Mentre il Medio Oriente si scalda, ancora una volta rischiando di infiammare il mondo intero, riprendo in mano Kim di Rudyard Kipling, un classico della letteratura di oltre un secolo fa che nasconde, tuttavia, clues utili per capire il mondo di oggi. O, almeno, parte di esso.
Lo sfondo delle avventure del giovane meticcio indo-irlandese Kim O’Hara – che dei due popoli ha ereditato le qualità migliori – è quello del cosiddetto Grande gioco. The Great Game, la guerra sotterranea fatta di spionaggio, controspionaggio, mercenari e traditori, con la quale, nell’Ottocento, Gran Bretagna e Russia si contesero il dominio dell’Asia centrale senza mai spararsi un colpo.
Creare una catena di potere dalla Palestina all’India per dominare il mondo. L’avevano capito bene, gli inglesi, ideatori dell’approccio scientifico alla geopolitica con gli scritti di sir Halford Mackinder, nonché coniatori del termine Medio Oriente, Middle East, terra a metà tra l’Europa mediterranea e il Far East, il lontano mondo sinoindiano.
All’inizio del bel romanzo di Kipling, Kim è ancora un monello che vive di espedienti per le strade di Lahore. È qui che, in un pomeriggio di ozio, incontra un vecchio monaco tibetano impegnato in un pellegrinaggio imprecisato alla ricerca del Dharma.
«O bambini, cos’è quella grande casa?» chiese il vecchio in ottimo urdu.
«L’Ajaib-gher, la Casa delle Meraviglie!».
«Ah! La Casa delle Meraviglie! E ci può entrare chiunque?».
«Sulla porta sta scritto: aperto a tutti».
«Senza pagare?».
«Io entro ed esco, e non sono certo un banchiere» disse Kim ridendo.

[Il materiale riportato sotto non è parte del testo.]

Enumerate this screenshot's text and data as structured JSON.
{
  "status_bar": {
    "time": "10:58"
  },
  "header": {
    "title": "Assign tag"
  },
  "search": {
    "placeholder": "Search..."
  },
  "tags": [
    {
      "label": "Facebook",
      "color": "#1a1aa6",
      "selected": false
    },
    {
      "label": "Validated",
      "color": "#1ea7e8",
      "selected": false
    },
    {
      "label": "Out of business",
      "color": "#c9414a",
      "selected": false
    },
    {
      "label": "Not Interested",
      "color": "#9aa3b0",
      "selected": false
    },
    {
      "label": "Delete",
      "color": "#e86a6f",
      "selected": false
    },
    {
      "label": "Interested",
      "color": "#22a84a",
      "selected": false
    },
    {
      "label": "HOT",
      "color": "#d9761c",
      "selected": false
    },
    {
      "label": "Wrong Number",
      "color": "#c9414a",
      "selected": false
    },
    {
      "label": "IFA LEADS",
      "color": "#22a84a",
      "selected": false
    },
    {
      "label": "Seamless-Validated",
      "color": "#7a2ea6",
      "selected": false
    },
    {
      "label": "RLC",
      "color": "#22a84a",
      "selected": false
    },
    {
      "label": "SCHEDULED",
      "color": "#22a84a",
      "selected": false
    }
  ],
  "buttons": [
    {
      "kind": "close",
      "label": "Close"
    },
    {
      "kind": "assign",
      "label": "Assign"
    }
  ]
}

La Casa delle Meraviglie, piena di immagini di idoli, altro non è che un museo, gestito da un barbuto conservatore sahib, un europeo. Quello che conserva al suo interno, e che viene descritto nel libro, potrebbe sorprendere
Kim passò il tornello, facendolo scattare; il vecchio lama lo seguì e si arrestò stupito. Nel salone d’ingresso erano esposte le figure più grandi della statuaria grecobuddhista; datarle è impresa da eruditi – opera di artefici anonimi dalle mani impegnate a ritrovare, non senza maestria, il
tocco greco misteriosamente trasmesso.
Come possono delle sculture indiane mostrare un tocco greco? Per scoprirlo, bisogna rimettersi sulla strada che Sikander aprì dalla Macedonia all’India. Il Sikander secondo gli indiani altri non è che l’Iskander secondo i persiani: Alessandro Magno, naturalmente, il quale fondò un impero di cultura greca che si estendeva dall’Europa fino al nord dell’attuale Pakistan. Proprio dove si trova la città di Lahore dove abita Kim.

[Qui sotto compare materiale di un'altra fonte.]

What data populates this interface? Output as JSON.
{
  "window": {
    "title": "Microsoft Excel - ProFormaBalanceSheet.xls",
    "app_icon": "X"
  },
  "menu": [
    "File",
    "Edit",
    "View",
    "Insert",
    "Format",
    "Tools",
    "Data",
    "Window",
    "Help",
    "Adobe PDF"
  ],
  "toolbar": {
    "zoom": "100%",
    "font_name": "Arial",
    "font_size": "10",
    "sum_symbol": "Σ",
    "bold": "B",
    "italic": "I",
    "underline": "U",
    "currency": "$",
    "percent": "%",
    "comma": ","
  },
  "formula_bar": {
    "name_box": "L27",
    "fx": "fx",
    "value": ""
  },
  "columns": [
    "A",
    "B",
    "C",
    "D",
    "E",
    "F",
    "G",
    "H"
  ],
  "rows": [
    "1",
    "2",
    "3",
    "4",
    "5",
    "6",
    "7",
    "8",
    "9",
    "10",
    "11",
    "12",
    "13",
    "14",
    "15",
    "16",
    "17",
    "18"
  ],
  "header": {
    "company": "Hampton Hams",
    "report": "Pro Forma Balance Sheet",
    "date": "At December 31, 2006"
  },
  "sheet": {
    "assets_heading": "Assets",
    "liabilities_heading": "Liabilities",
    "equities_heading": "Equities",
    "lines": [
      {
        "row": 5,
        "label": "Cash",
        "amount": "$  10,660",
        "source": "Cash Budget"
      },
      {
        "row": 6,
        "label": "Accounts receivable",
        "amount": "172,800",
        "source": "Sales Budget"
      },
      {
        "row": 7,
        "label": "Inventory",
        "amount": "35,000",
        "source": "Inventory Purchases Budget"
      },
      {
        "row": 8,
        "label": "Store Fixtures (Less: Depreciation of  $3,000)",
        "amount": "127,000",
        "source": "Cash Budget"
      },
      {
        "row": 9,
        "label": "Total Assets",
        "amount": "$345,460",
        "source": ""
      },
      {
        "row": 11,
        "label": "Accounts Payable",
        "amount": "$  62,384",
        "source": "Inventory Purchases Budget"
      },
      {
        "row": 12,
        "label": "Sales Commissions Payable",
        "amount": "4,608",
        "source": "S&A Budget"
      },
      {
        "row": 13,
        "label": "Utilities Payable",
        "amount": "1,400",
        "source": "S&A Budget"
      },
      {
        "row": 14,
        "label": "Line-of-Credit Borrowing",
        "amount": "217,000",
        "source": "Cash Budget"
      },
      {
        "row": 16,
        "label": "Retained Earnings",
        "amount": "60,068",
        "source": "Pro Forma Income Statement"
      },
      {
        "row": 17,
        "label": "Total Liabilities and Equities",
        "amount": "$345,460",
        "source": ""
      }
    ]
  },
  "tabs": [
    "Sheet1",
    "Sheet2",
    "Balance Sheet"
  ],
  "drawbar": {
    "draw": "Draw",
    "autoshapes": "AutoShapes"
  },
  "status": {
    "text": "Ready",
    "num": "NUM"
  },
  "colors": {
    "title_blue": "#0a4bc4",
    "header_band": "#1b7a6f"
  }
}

Quando l’impero alessandrino si disgrega, le influenze ricevute da occidente sfumano nel mito ma non vanno perdute.
Esse riaffiorano soprattutto nello storico regno di Gandhara (comprendente anche parte dell’attuale Punjab, dove si trova Lahore), ove si crea un filone artistico che rappresenta i temi della ieratica religione indiana con i metodi del terreno realismo dell’arte greca: grandi Buddha con l’aspetto di Apollo, come le grandi statue che Kim e il lama vedono nella Casa delle meraviglie.

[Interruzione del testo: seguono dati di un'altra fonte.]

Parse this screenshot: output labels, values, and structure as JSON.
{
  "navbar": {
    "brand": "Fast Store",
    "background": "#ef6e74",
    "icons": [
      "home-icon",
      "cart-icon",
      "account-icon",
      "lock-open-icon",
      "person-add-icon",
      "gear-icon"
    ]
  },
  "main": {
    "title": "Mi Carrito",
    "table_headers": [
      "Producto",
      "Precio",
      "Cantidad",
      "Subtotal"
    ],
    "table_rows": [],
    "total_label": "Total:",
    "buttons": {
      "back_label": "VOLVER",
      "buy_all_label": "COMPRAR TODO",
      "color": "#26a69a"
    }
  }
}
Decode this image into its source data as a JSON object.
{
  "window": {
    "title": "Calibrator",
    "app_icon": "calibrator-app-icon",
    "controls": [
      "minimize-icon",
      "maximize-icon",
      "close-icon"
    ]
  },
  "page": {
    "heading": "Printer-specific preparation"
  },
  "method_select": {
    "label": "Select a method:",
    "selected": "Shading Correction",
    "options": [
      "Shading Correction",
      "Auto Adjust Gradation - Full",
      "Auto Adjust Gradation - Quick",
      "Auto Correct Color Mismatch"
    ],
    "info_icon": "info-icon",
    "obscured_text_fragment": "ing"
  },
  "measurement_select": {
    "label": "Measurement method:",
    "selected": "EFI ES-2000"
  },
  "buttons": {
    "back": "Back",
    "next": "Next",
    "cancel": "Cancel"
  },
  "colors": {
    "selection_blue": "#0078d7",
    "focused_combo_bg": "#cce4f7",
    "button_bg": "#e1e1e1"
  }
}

Il Maestro Buddha figurava seduto sopra un loto dai petali scavati così profondamente da sembrare quasi staccati dal fondo. Lo attorniava un’adorante gerarchia di re, anziani e Buddha più antichi; e sotto vi erano acque ricoperte di loti con pesci e uccelli acquatici. Due dewa dalle ali di farfalla tenevano un serto sul suo capo; sopra di loro un’altra coppia reggeva un ombrello sormontato dal diadema ingemmato del Bodhisat.
Che meraviglie nascono quando culture lontane si incontrano, si scontrano, dialogano o provano a distruggersi l’un l’altra, finendo, inevitabilmente, a contaminarsi vicendevolmente. Da che si ha contezza della Storia, sarà successo migliaia di volte.
Ne è un altro esempio il cosiddetto Barocco andino: lo stile che si formò quando pittori autoctoni dell’America, e in particolare della città di Cuzco, assorbirono gli elementi del barocco europeo importato nel nuovo mondo dalle caravelle spagnole.
Madonne e santini decorati con elementi vegetali esotici, pose e tratti semplificati al limite del caricaturale: una gioiosa espressività abbastanza estranea alla serietà del canone europeo.
Uno stile che oggi definiremmo con superbia naif, ma che ha, invece, un’originalità e una freschezza anticonvenzionale che certa arte contemporanea si sogna.